Just from the technical aspect of things, it's impossible to tell from this photo exactly where the horizon is. (The horizon is at one place, and that's exactly at eye level for a person who is looking straight ahead. Or at lens-level for a leveled camera. Since we don't know exactly how MR positioned the camera, we can't tell where the horizon is.) However, the horizon cannot be below the level of the water we see -- but it can be above it. All you have to do to know that is think about it. If you were at a high place, looking over water, then over an island, and then more water, which shows the true eye-level horizon, it's obvious that the far edge of the water in the foreground can't represent the horizon. If you lowered yourself a bit, so you could no longer see the actual eye-level horizon, the water below you would still (obviously) not constitute a true horizon. The true horizon is still at your eye-level, it's just out of sight.

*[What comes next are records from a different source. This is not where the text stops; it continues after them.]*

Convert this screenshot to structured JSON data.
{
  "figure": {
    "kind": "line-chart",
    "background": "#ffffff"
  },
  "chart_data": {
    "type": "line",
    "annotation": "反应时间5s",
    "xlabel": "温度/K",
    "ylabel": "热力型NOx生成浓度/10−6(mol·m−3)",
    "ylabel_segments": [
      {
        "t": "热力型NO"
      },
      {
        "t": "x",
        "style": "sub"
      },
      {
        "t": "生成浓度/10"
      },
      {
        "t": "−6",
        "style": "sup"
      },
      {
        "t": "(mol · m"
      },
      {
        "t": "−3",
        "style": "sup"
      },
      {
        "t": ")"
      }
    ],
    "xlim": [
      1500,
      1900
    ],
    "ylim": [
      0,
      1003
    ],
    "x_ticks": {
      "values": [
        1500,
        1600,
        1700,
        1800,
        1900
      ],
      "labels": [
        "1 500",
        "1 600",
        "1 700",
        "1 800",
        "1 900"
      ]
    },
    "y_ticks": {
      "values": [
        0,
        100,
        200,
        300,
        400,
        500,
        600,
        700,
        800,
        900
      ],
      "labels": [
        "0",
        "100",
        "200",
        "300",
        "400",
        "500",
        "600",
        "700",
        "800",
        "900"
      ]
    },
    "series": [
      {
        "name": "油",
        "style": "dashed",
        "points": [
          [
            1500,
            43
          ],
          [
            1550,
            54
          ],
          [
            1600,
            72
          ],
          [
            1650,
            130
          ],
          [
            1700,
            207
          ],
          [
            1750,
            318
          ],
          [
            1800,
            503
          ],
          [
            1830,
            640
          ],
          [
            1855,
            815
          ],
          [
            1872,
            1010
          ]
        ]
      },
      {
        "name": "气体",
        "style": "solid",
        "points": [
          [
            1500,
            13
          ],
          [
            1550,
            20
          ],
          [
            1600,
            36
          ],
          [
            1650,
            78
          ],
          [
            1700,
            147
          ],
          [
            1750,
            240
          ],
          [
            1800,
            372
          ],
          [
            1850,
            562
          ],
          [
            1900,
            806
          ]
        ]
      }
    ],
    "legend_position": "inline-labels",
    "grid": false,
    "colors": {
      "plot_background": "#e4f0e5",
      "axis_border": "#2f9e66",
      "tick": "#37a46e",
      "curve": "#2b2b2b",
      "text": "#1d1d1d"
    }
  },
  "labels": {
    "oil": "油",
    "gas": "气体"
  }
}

It's equally true that the angle of the water and land makes a difference, which you can easily prove to yourself by taking an oblique photo of the line where a wall meets a floor, with a more or less level camera. The wall/floor line closer to you will be lower in the photo frame than the the wall-floor line further away. The same is true of land angled across an expanse of water, as it obviously is in this photo.
The problem with this photo is that the land angle is subtle enough that the line of the water could be mistaken for the true horizon. But it isn't. I think MR was either standing on shore, or standing up in a boat, and the true horizon is about at that line of portholes on the hull of the boat, or a hair lower.